By: Lesley Fair | Jun 26, 2017 11:28AM
Rockne, Lombardi, Landry, Shula. Behind every sports dynasty, there’s a legendary coach. But according to the FTC, marketers of “business coaching” services took consumers for millions by using offside sales tactics that will likely disqualify them from the Truth-in-Advertising Hall of Fame.
One notable feature of the cases is that it took two pages just to list the interconnected companies and individuals involved in the operation, but it boils down to this. The complaint alleges that a Utah-based company called Guidance hired telemarketing outfits – “sales floors” – to pitch its supposedly personalized business coaching services. According to the FTC, based on misleading promotional materials and testimonials supplied by Guidance, telemarketers used a host of deceptive practices to get people to pay thousands of dollars on the false promise that the services would enable them to start their own successful internet businesses.
Here’s an example from a videotaped testimonial of the kind of claims the defendants used to get consumers on their team: “I’ve grossed over $12,000 last month alone. Everything gets better all the time. I’ve got a whole stack of orders over here to prove it. Right behind me, this laptop, I bought this to start my online business. Before that I never owned a computer, I never touched a computer.”
The pleadings includes details of other tactics the defendants used to recruit customers. According to the FTC, telemarketers pitched the coaching services as an exclusive one-on-one program of business know-how and specialized market research available only to a limited number of qualified people. Under the guise of screening to see if consumers “qualified,” telemarketers probed for their story – their financial status, personal hardships, or other circumstances the defendants referred to behind closed doors as the person’s “pains.” The defendants then used that information to tailor the sales pitch and to set the price where a prospect was likely to bite.
If consumers appeared interested, they were transferred to a “closer” who encouraged them to use their credit card to pay for the program as part of the OPM (“Other People’s Money”) strategy. In other words, put it on plastic, pay it back with the big bucks you’ll rake in from the program, and then pocket the profits. Once people signed up – the initial cost sometimes topped $10,000 – the FTC says the defendants blitzed them with pricey upsells.
The FTC alleges in two separate complaints that Guidance, its predecessor Thrive Learning, and two of the sales floors – Discover and PLI – violated the FTC Act and the Telemarketing Sales Rule. According to the lawsuits, most people didn’t get the advertised services or the promised earnings. If anything, the only “coaching” they got was basic info about online auctions and PayPal accounts – pointers available for free on eBay. In fact, the FTC says that the overwhelming majority of people who bought the defendants’ business coaching services were never able to establish a business. In addition, the lawsuits charge the defendants with collecting consumers’ financial information under false pretenses. The complaint against the Thrive defendants also includes a credit card factoring charge.

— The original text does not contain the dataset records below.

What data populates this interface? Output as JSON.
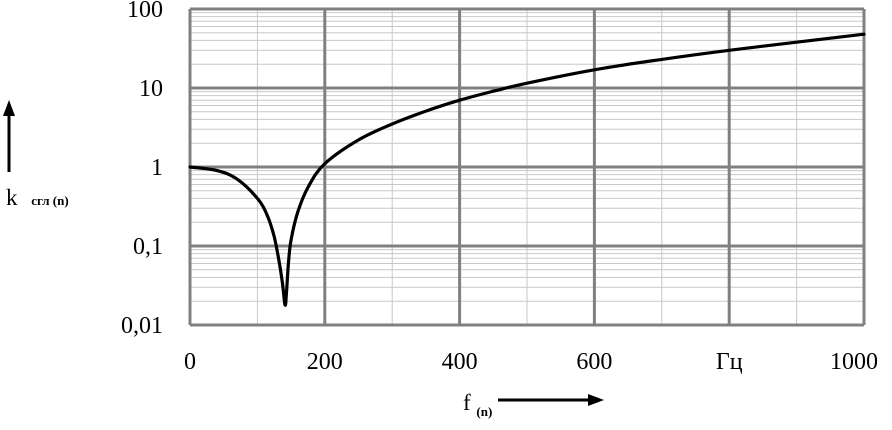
{
  "chart_data": {
    "type": "line",
    "x_scale": "linear",
    "y_scale": "log",
    "xlim": [
      0,
      1000
    ],
    "ylim": [
      0.01,
      100
    ],
    "x_ticks": [
      "0",
      "200",
      "400",
      "600",
      "Гц",
      "1000"
    ],
    "y_ticks": [
      "100",
      "10",
      "1",
      "0,1",
      "0,01"
    ],
    "ylabel": {
      "main": "k",
      "sub": "сгл (n)"
    },
    "xlabel": {
      "main": "f",
      "sub": "(n)"
    },
    "grid": true,
    "series": [
      {
        "x": [
          0,
          40,
          70,
          100,
          115,
          125,
          132,
          137,
          141,
          143,
          146,
          150,
          160,
          175,
          200,
          250,
          300,
          350,
          400,
          450,
          500,
          600,
          700,
          800,
          900,
          1000
        ],
        "y": [
          1.0,
          0.9,
          0.7,
          0.4,
          0.24,
          0.13,
          0.065,
          0.035,
          0.018,
          0.025,
          0.06,
          0.12,
          0.27,
          0.55,
          1.1,
          2.2,
          3.5,
          5.1,
          7.0,
          9.1,
          11.5,
          17,
          23,
          30,
          38,
          48
        ],
        "color": "#000000"
      }
    ]
  }
}
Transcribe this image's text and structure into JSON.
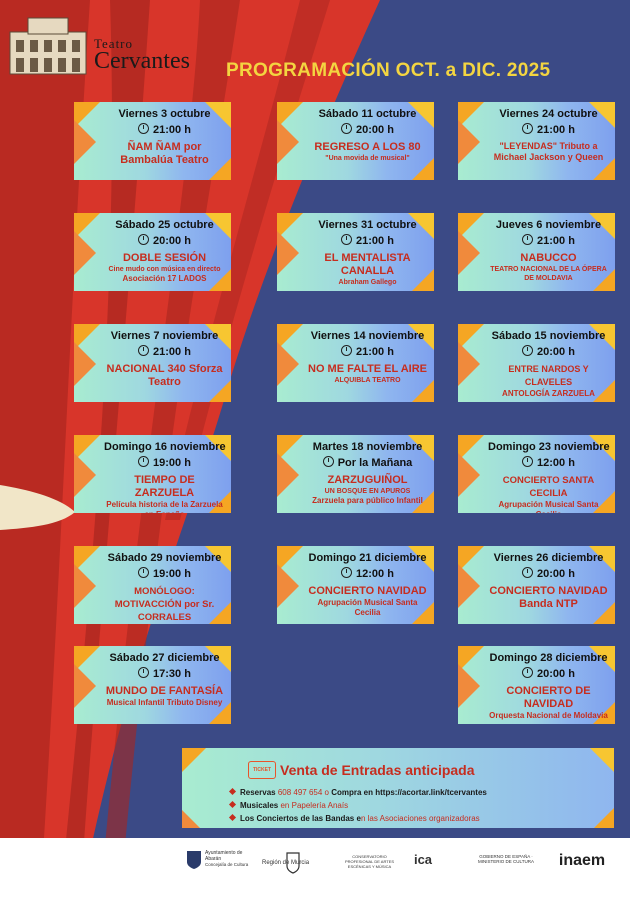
{
  "header": {
    "logo_line1": "Teatro",
    "logo_line2": "Cervantes",
    "title": "PROGRAMACIÓN OCT. a DIC. 2025"
  },
  "events": [
    {
      "date": "Viernes 3 octubre",
      "time": "21:00 h",
      "name": "ÑAM ÑAM por Bambalúa Teatro",
      "sub": ""
    },
    {
      "date": "Sábado 11 octubre",
      "time": "20:00 h",
      "name": "REGRESO A LOS 80",
      "sub": "\"Una movida de musical\""
    },
    {
      "date": "Viernes 24 octubre",
      "time": "21:00 h",
      "name": "\"LEYENDAS\" Tributo a Michael Jackson y Queen",
      "sub": ""
    },
    {
      "date": "Sábado 25 octubre",
      "time": "20:00 h",
      "name": "DOBLE SESIÓN",
      "sub": "Cine mudo con música en directo",
      "sub2": "Asociación 17 LADOS"
    },
    {
      "date": "Viernes 31 octubre",
      "time": "21:00 h",
      "name": "EL MENTALISTA CANALLA",
      "sub": "Abraham Gallego"
    },
    {
      "date": "Jueves 6 noviembre",
      "time": "21:00 h",
      "name": "NABUCCO",
      "sub": "TEATRO NACIONAL DE LA ÓPERA DE MOLDAVIA"
    },
    {
      "date": "Viernes 7 noviembre",
      "time": "21:00 h",
      "name": "NACIONAL 340 Sforza Teatro",
      "sub": ""
    },
    {
      "date": "Viernes 14 noviembre",
      "time": "21:00 h",
      "name": "NO ME FALTE EL AIRE",
      "sub": "ALQUIBLA TEATRO"
    },
    {
      "date": "Sábado 15 noviembre",
      "time": "20:00 h",
      "name": "ENTRE NARDOS Y CLAVELES",
      "sub": "ANTOLOGÍA ZARZUELA"
    },
    {
      "date": "Domingo 16 noviembre",
      "time": "19:00 h",
      "name": "TIEMPO DE ZARZUELA",
      "sub": "Película historia de la Zarzuela en España"
    },
    {
      "date": "Martes 18 noviembre",
      "time": "Por la Mañana",
      "name": "ZARZUGUIÑOL",
      "sub": "UN BOSQUE EN APUROS",
      "sub2": "Zarzuela para público Infantil"
    },
    {
      "date": "Domingo 23 noviembre",
      "time": "12:00 h",
      "name": "CONCIERTO SANTA CECILIA",
      "sub": "Agrupación Musical Santa Cecilia"
    },
    {
      "date": "Sábado 29 noviembre",
      "time": "19:00 h",
      "name": "MONÓLOGO: MOTIVACCIÓN por Sr. CORRALES",
      "sub": ""
    },
    {
      "date": "Domingo 21 diciembre",
      "time": "12:00 h",
      "name": "CONCIERTO NAVIDAD",
      "sub": "Agrupación Musical Santa Cecilia"
    },
    {
      "date": "Viernes 26 diciembre",
      "time": "20:00 h",
      "name": "CONCIERTO NAVIDAD Banda NTP",
      "sub": ""
    },
    {
      "date": "Sábado 27  diciembre",
      "time": "17:30 h",
      "name": "MUNDO DE FANTASÍA",
      "sub": "Musical Infantil Tributo Disney"
    },
    {
      "date": "Domingo 28  diciembre",
      "time": "20:00 h",
      "name": "CONCIERTO DE NAVIDAD",
      "sub": "Orquesta Nacional de Moldavia"
    }
  ],
  "sales": {
    "ticket_label": "TICKET",
    "title": "Venta de Entradas anticipada",
    "line1_a": "Reservas",
    "line1_b": "608 497 654 o",
    "line1_c": "Compra en https://acortar.link/tcervantes",
    "line2_a": "Musicales",
    "line2_b": "en Papelería Anaís",
    "line3_a": "Los Conciertos de las Bandas e",
    "line3_b": "n las Asociaciones organizadoras"
  },
  "footer": {
    "logo1_name": "Ayuntamiento de Abarán",
    "logo1_sub": "Concejalía de Cultura",
    "logo2": "Región de Murcia",
    "logo3": "CONSERVATORIO PROFESIONAL DE ARTES ESCÉNICAS Y MÚSICA",
    "logo4": "ica",
    "logo5": "GOBIERNO DE ESPAÑA · MINISTERIO DE CULTURA",
    "logo6": "inaem"
  },
  "colors": {
    "background": "#3b4a86",
    "curtain": "#d8352a",
    "title": "#f3d541",
    "accent": "#c62d1f"
  }
}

To settle the case, the defendants have agreed to broad injunctive provisions and lifetime bans from business coaching or work-at-home opportunities, with narrow exemptions for certain lawful business activities. (Thrive will be banned from credit card factoring, too.) The orders include financial judgments which, based on the defendants’ financial condition, will be partially suspended after they turn over a total of $2.1 million in cash and assets worth as much as $300,000.
Aside from the usual reminders about the breadth of TSR liability and the need to substantiate earnings claims, the complaints in the case offer insights into the behind-the-scenes world of the lead generation industry. One of the primary “products” the defendants were buying and selling were the names of consumers amenable to business opportunity offers, some of which were obtained from companies whose conduct was at issue in other FTC actions.
It’s understandable that people facing fourth-and-long financial prospects would look for ways to supplement their income. But if you take a snap from a questionable “coaching” offer, you could be dropped for a big loss. Before doing business with a business “coach,” consider these extra points from the FTC.
Comments
Brenda Chillcott replied on Permalink
Thanks to the FTC for catching these crooks. I was scammed out of apx. $33,000 - all starting from these fake business training/work from home scams. The FTC is doing a great job of putting these crooks out of business. I only wish more of them would be caught. I would also like to see the operators of such scams do some prison time. They have committed crimes against so many people and done such harm to innocent people that they really need to be punished. Money is one thing, but I think all of us as victims would like to see them pay - in prison.
Henry Lee replied on Permalink
Thank you for sharing, now i concerned about “business coaching”. I fell this is really helpful for harm and innocent people
Coach Maria Marsala replied on Permalink
I am grateful that a firm who scammed their clients is gone.
Andrew replied on Permalink
This business was designed to cheat and scam. Our system must reward these crooks with time behind bars, otherwise they will merely close shop and move to the next scam. It is important that these crooks lose more than their money! The pain and suffering they inflict on society demands they serve time.